La iniciativa cruzó fronteras y llegó hasta Colombia, donde el senador Armando Benedetti, y las representantes de la Cámara Adriana Matiz y Juanita Goebertus, tomaron la idea y anunciaron que presentarán un proyecto de ley que busca asegurarle a las mujeres la gratuidad de estos productos de primera necesidad.

«Presentaré un proyecto para garantizar que los tampones y las toallas sanitarias sean gratuitos. Esta idea surge de una ley aprobada por el parlamento escocés para poner fin a la ‘pobreza del período’, ya que muchas mujeres no acceden fácilmente a estos elementos», dijo Benedetti a través de su cuenta de Twiter.

El proyecto busca que se «obligue a las autoridades locales de dar el suministro de todos los productos que tengan que ver con la menstruación a las personas que lo necesiten y que vayan a estar en casi todos los edificios públicos, en las universidades y también en colegios», agregó el senador.

Además, Benedetti aseguró que 5 de cada 10 mujeres no tiene cómo acceder a este tipo de productos, que las colombianas gastan entre 18.000 y 40.000 pesos (entre 4,20 y 9,30 euros) mensuales en tampones y que, aunque ha existido una reducción del Impuesto al Valor Agregado (IVA) a este tipo de productos, el político aseguró que eso no es suficiente.

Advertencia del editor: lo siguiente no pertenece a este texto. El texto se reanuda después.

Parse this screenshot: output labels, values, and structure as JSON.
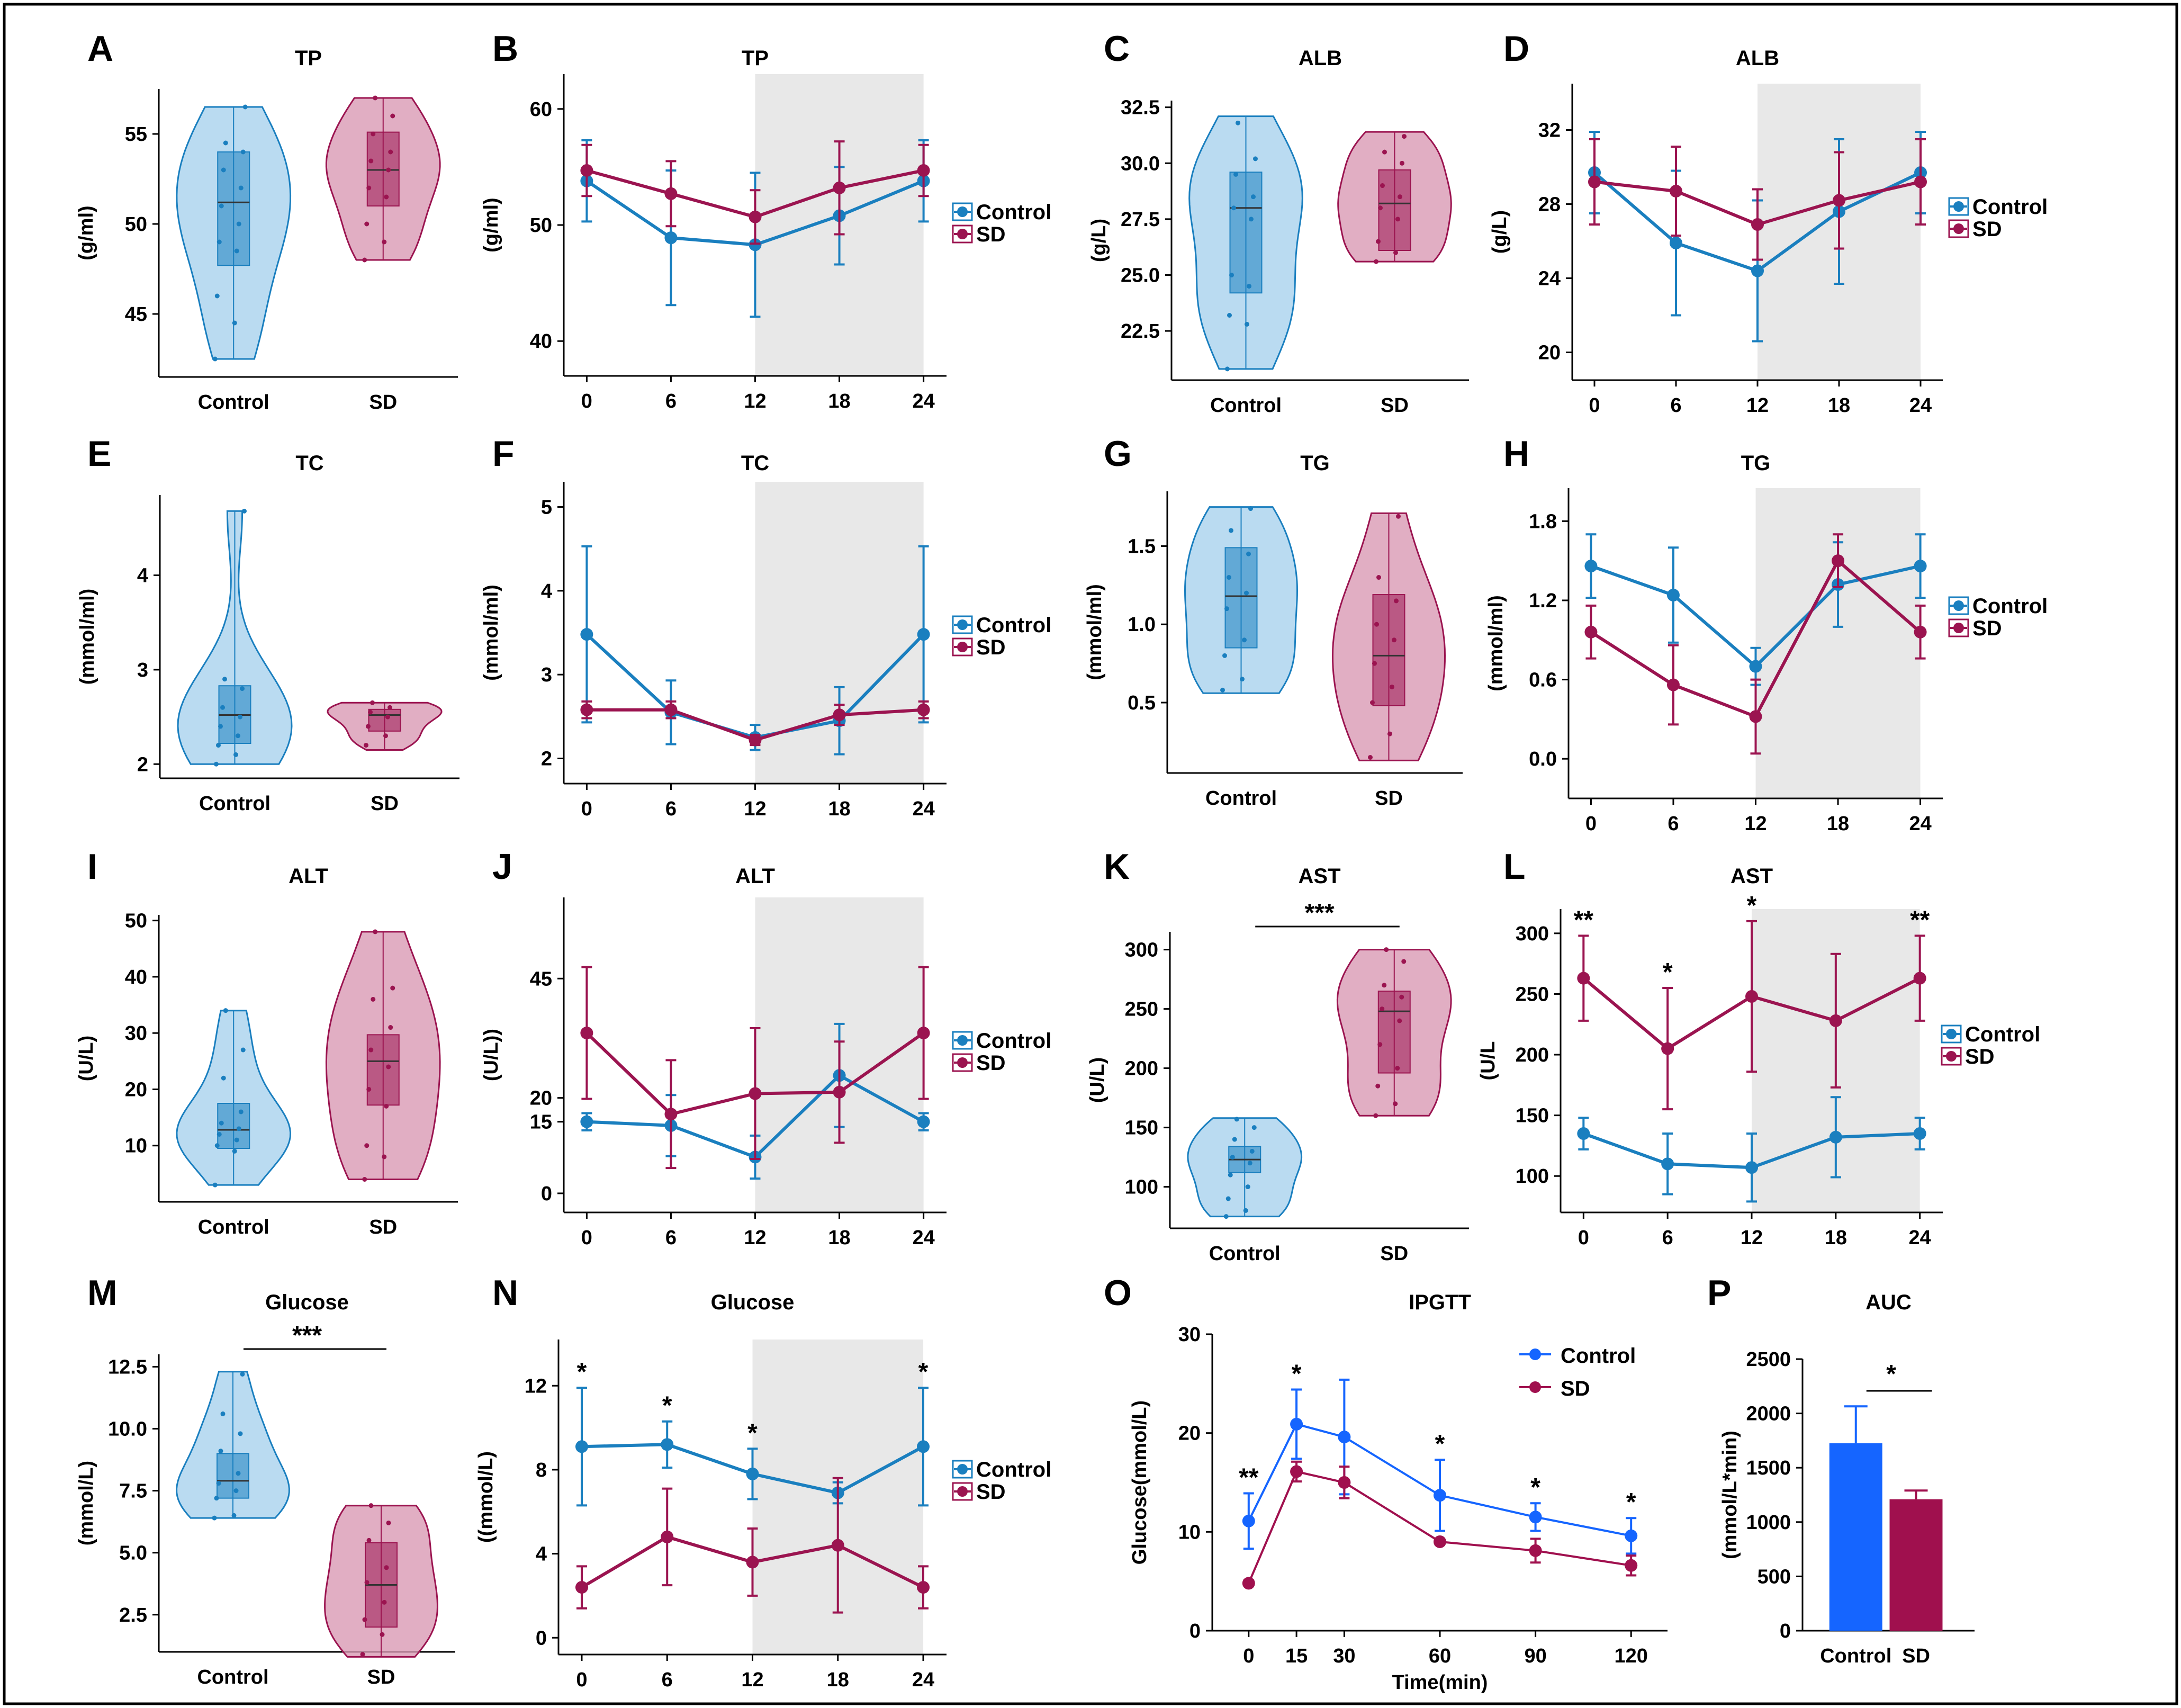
{
  "colors": {
    "control": "#1a7fbf",
    "sd": "#9b1450",
    "control_fill": "#a9d2ee",
    "sd_fill": "#d99ab4",
    "shade": "#e8e8e8",
    "ipgtt_control": "#1565ff",
    "ipgtt_sd": "#a0104e"
  },
  "chart_data": [
    {
      "id": "A",
      "type": "violin",
      "title": "TP",
      "ylabel": "(g/ml)",
      "categories": [
        "Control",
        "SD"
      ],
      "yticks": [
        45,
        50,
        55
      ],
      "ylim": [
        41.5,
        57.5
      ],
      "groups": [
        {
          "min": 42.5,
          "max": 56.5,
          "q1": 47.7,
          "median": 51.2,
          "q3": 54.0,
          "points": [
            42.5,
            44.5,
            46,
            48.5,
            49,
            50,
            51,
            52,
            53,
            54,
            54.5,
            56.5
          ]
        },
        {
          "min": 48,
          "max": 57,
          "q1": 51,
          "median": 53,
          "q3": 55.1,
          "points": [
            48,
            49,
            50,
            51.5,
            52,
            53,
            53.5,
            54,
            55,
            56,
            57
          ]
        }
      ]
    },
    {
      "id": "B",
      "type": "line",
      "title": "TP",
      "ylabel": "(g/ml)",
      "x": [
        0,
        6,
        12,
        18,
        24
      ],
      "yticks": [
        40,
        50,
        60
      ],
      "ylim": [
        37,
        63
      ],
      "shade": [
        12,
        24
      ],
      "series": [
        {
          "name": "Control",
          "values": [
            53.8,
            48.9,
            48.3,
            50.8,
            53.8
          ],
          "err": [
            3.5,
            5.8,
            6.2,
            4.2,
            3.5
          ]
        },
        {
          "name": "SD",
          "values": [
            54.7,
            52.7,
            50.7,
            53.2,
            54.7
          ],
          "err": [
            2.2,
            2.8,
            2.3,
            4.0,
            2.2
          ]
        }
      ]
    },
    {
      "id": "C",
      "type": "violin",
      "title": "ALB",
      "ylabel": "(g/L)",
      "categories": [
        "Control",
        "SD"
      ],
      "yticks": [
        22.5,
        25.0,
        27.5,
        30.0,
        32.5
      ],
      "ylim": [
        20.3,
        32.8
      ],
      "groups": [
        {
          "min": 20.8,
          "max": 32.1,
          "q1": 24.2,
          "median": 28.0,
          "q3": 29.6,
          "points": [
            20.8,
            22.8,
            23.2,
            24.5,
            25,
            27.5,
            28,
            28.5,
            29.5,
            30.2,
            31.8
          ]
        },
        {
          "min": 25.6,
          "max": 31.4,
          "q1": 26.1,
          "median": 28.2,
          "q3": 29.7,
          "points": [
            25.6,
            26,
            26.5,
            27.5,
            28,
            28.5,
            29,
            30,
            30.5,
            31.2
          ]
        }
      ]
    },
    {
      "id": "D",
      "type": "line",
      "title": "ALB",
      "ylabel": "(g/L)",
      "x": [
        0,
        6,
        12,
        18,
        24
      ],
      "yticks": [
        20,
        24,
        28,
        32
      ],
      "ylim": [
        18.5,
        34.5
      ],
      "shade": [
        12,
        24
      ],
      "series": [
        {
          "name": "Control",
          "values": [
            29.7,
            25.9,
            24.4,
            27.6,
            29.7
          ],
          "err": [
            2.2,
            3.9,
            3.8,
            3.9,
            2.2
          ]
        },
        {
          "name": "SD",
          "values": [
            29.2,
            28.7,
            26.9,
            28.2,
            29.2
          ],
          "err": [
            2.3,
            2.4,
            1.9,
            2.6,
            2.3
          ]
        }
      ]
    },
    {
      "id": "E",
      "type": "violin",
      "title": "TC",
      "ylabel": "(mmol/ml)",
      "categories": [
        "Control",
        "SD"
      ],
      "yticks": [
        2,
        3,
        4
      ],
      "ylim": [
        1.85,
        4.85
      ],
      "groups": [
        {
          "min": 2.0,
          "max": 4.68,
          "q1": 2.22,
          "median": 2.52,
          "q3": 2.83,
          "points": [
            2.0,
            2.1,
            2.2,
            2.3,
            2.4,
            2.5,
            2.6,
            2.8,
            2.9,
            4.68
          ]
        },
        {
          "min": 2.15,
          "max": 2.65,
          "q1": 2.35,
          "median": 2.52,
          "q3": 2.58,
          "points": [
            2.2,
            2.3,
            2.4,
            2.5,
            2.55,
            2.6,
            2.65
          ]
        }
      ]
    },
    {
      "id": "F",
      "type": "line",
      "title": "TC",
      "ylabel": "(mmol/ml)",
      "x": [
        0,
        6,
        12,
        18,
        24
      ],
      "yticks": [
        2,
        3,
        4,
        5
      ],
      "ylim": [
        1.7,
        5.3
      ],
      "shade": [
        12,
        24
      ],
      "series": [
        {
          "name": "Control",
          "values": [
            3.48,
            2.55,
            2.25,
            2.45,
            3.48
          ],
          "err": [
            1.05,
            0.38,
            0.15,
            0.4,
            1.05
          ]
        },
        {
          "name": "SD",
          "values": [
            2.58,
            2.58,
            2.22,
            2.52,
            2.58
          ],
          "err": [
            0.1,
            0.1,
            0.06,
            0.12,
            0.1
          ]
        }
      ]
    },
    {
      "id": "G",
      "type": "violin",
      "title": "TG",
      "ylabel": "(mmol/ml)",
      "categories": [
        "Control",
        "SD"
      ],
      "yticks": [
        0.5,
        1.0,
        1.5
      ],
      "ylim": [
        0.05,
        1.85
      ],
      "groups": [
        {
          "min": 0.56,
          "max": 1.75,
          "q1": 0.85,
          "median": 1.18,
          "q3": 1.49,
          "points": [
            0.58,
            0.65,
            0.8,
            0.9,
            1.1,
            1.2,
            1.3,
            1.45,
            1.6,
            1.74
          ]
        },
        {
          "min": 0.13,
          "max": 1.71,
          "q1": 0.48,
          "median": 0.8,
          "q3": 1.19,
          "points": [
            0.15,
            0.3,
            0.5,
            0.6,
            0.75,
            0.9,
            1.0,
            1.15,
            1.3,
            1.69
          ]
        }
      ]
    },
    {
      "id": "H",
      "type": "line",
      "title": "TG",
      "ylabel": "(mmol/ml)",
      "x": [
        0,
        6,
        12,
        18,
        24
      ],
      "yticks": [
        0,
        0.6,
        1.2,
        1.8
      ],
      "ylim": [
        -0.3,
        2.05
      ],
      "shade": [
        12,
        24
      ],
      "series": [
        {
          "name": "Control",
          "values": [
            1.46,
            1.24,
            0.7,
            1.32,
            1.46
          ],
          "err": [
            0.24,
            0.36,
            0.14,
            0.32,
            0.24
          ]
        },
        {
          "name": "SD",
          "values": [
            0.96,
            0.56,
            0.32,
            1.5,
            0.96
          ],
          "err": [
            0.2,
            0.3,
            0.28,
            0.2,
            0.2
          ]
        }
      ]
    },
    {
      "id": "I",
      "type": "violin",
      "title": "ALT",
      "ylabel": "(U/L)",
      "categories": [
        "Control",
        "SD"
      ],
      "yticks": [
        10,
        20,
        30,
        40,
        50
      ],
      "ylim": [
        0,
        51
      ],
      "groups": [
        {
          "min": 3,
          "max": 34,
          "q1": 9.5,
          "median": 12.8,
          "q3": 17.5,
          "points": [
            3,
            9,
            10,
            11,
            12,
            13,
            14,
            16,
            22,
            27,
            34
          ]
        },
        {
          "min": 4,
          "max": 48,
          "q1": 17.2,
          "median": 25,
          "q3": 29.7,
          "points": [
            4,
            8,
            10,
            17,
            20,
            24,
            27,
            31,
            36,
            38,
            48
          ]
        }
      ]
    },
    {
      "id": "J",
      "type": "line",
      "title": "ALT",
      "ylabel": "(U/L))",
      "x": [
        0,
        6,
        12,
        18,
        24
      ],
      "yticks": [
        0,
        15,
        20,
        45
      ],
      "tickLabels": [
        "0",
        "15",
        "20",
        "45"
      ],
      "ylim": [
        -4,
        62
      ],
      "shade": [
        12,
        24
      ],
      "series": [
        {
          "name": "Control",
          "values": [
            15,
            14.2,
            7.6,
            24.7,
            15
          ],
          "err": [
            1.8,
            6.4,
            4.5,
            10.8,
            1.8
          ]
        },
        {
          "name": "SD",
          "values": [
            33.6,
            16.6,
            20.9,
            21.2,
            33.6
          ],
          "err": [
            13.8,
            11.3,
            13.7,
            10.6,
            13.8
          ]
        }
      ]
    },
    {
      "id": "K",
      "type": "violin",
      "title": "AST",
      "ylabel": "(U/L)",
      "categories": [
        "Control",
        "SD"
      ],
      "yticks": [
        100,
        150,
        200,
        250,
        300
      ],
      "ylim": [
        65,
        315
      ],
      "sig": "***",
      "groups": [
        {
          "min": 75,
          "max": 158,
          "q1": 112,
          "median": 123,
          "q3": 134,
          "points": [
            75,
            80,
            90,
            100,
            110,
            120,
            125,
            130,
            140,
            150,
            157
          ]
        },
        {
          "min": 160,
          "max": 300,
          "q1": 196,
          "median": 248,
          "q3": 265,
          "points": [
            160,
            170,
            185,
            200,
            220,
            240,
            250,
            260,
            270,
            290,
            300
          ]
        }
      ]
    },
    {
      "id": "L",
      "type": "line",
      "title": "AST",
      "ylabel": "(U/L",
      "x": [
        0,
        6,
        12,
        18,
        24
      ],
      "yticks": [
        100,
        150,
        200,
        250,
        300
      ],
      "ylim": [
        70,
        320
      ],
      "shade": [
        12,
        24
      ],
      "stars": [
        "**",
        "*",
        "*",
        "",
        "**"
      ],
      "series": [
        {
          "name": "Control",
          "values": [
            135,
            110,
            107,
            132,
            135
          ],
          "err": [
            13,
            25,
            28,
            33,
            13
          ]
        },
        {
          "name": "SD",
          "values": [
            263,
            205,
            248,
            228,
            263
          ],
          "err": [
            35,
            50,
            62,
            55,
            35
          ]
        }
      ]
    },
    {
      "id": "M",
      "type": "violin",
      "title": "Glucose",
      "ylabel": "(mmol/L)",
      "categories": [
        "Control",
        "SD"
      ],
      "yticks": [
        2.5,
        5.0,
        7.5,
        10.0,
        12.5
      ],
      "ylim": [
        1.0,
        13.0
      ],
      "sig": "***",
      "groups": [
        {
          "min": 6.4,
          "max": 12.3,
          "q1": 7.2,
          "median": 7.9,
          "q3": 9.0,
          "points": [
            6.4,
            6.5,
            7.2,
            7.5,
            7.8,
            8.2,
            9.1,
            9.8,
            10.6,
            12.2
          ]
        },
        {
          "min": 0.8,
          "max": 6.9,
          "q1": 2.0,
          "median": 3.7,
          "q3": 5.4,
          "points": [
            0.9,
            1.7,
            2.3,
            3.0,
            3.8,
            4.4,
            5.5,
            6.2,
            6.9
          ]
        }
      ]
    },
    {
      "id": "N",
      "type": "line",
      "title": "Glucose",
      "ylabel": "((mmol/L)",
      "x": [
        0,
        6,
        12,
        18,
        24
      ],
      "yticks": [
        0,
        4,
        8,
        12
      ],
      "ylim": [
        -0.8,
        14.2
      ],
      "shade": [
        12,
        24
      ],
      "stars": [
        "*",
        "*",
        "*",
        "",
        "*"
      ],
      "series": [
        {
          "name": "Control",
          "values": [
            9.1,
            9.2,
            7.8,
            6.9,
            9.1
          ],
          "err": [
            2.8,
            1.1,
            1.2,
            0.5,
            2.8
          ]
        },
        {
          "name": "SD",
          "values": [
            2.4,
            4.8,
            3.6,
            4.4,
            2.4
          ],
          "err": [
            1.0,
            2.3,
            1.6,
            3.2,
            1.0
          ]
        }
      ]
    },
    {
      "id": "O",
      "type": "line",
      "title": "IPGTT",
      "ylabel": "Glucose(mmol/L)",
      "xlabel": "Time(min)",
      "x": [
        0,
        15,
        30,
        60,
        90,
        120
      ],
      "yticks": [
        0,
        10,
        20,
        30
      ],
      "ylim": [
        0,
        30
      ],
      "stars": [
        "**",
        "*",
        "",
        "*",
        "*",
        "*"
      ],
      "series": [
        {
          "name": "Control",
          "values": [
            11.1,
            20.9,
            19.6,
            13.7,
            11.5,
            9.6
          ],
          "err": [
            2.8,
            3.5,
            5.8,
            3.6,
            1.4,
            1.8
          ]
        },
        {
          "name": "SD",
          "values": [
            4.8,
            16.1,
            15.0,
            9.0,
            8.1,
            6.6
          ],
          "err": [
            0.3,
            1.0,
            1.6,
            0.3,
            1.2,
            1.0
          ]
        }
      ]
    },
    {
      "id": "P",
      "type": "bar",
      "title": "AUC",
      "ylabel": "(mmol/L*min)",
      "categories": [
        "Control",
        "SD"
      ],
      "values": [
        1725,
        1210
      ],
      "err": [
        340,
        80
      ],
      "yticks": [
        0,
        500,
        1000,
        1500,
        2000,
        2500
      ],
      "ylim": [
        0,
        2500
      ],
      "sig": "*"
    }
  ]
}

Por su parte, las representantes Adriana Magali Matiz y Juanita Goebertus, también han presentado un proyecto similar. Matiz, del Partido Conservador, estima que este tipo de productos forman parte esencial de la vida de las mujeres y se deben buscar mayores beneficios económicos para su obtención.

En las propias palabras de Matiz, la propuesta en la Cámara busca «garantizar la gratuidad de toallas higiénicas y tampones en colegios y universidades».

«Simboliza una lucha por la vulneración de los derechos de las mujeres; un asunto en el que debemos avanzar y que apela a la dignidad básica. Ya es hora de hablar de derechos menstruales, pues la ausencia de los elementos adecuados, es una violación a los derechos sexuales y reproductivos, a la intimidad, a la salud, y a la dignidad humana de las mujeres», agregó la congresista.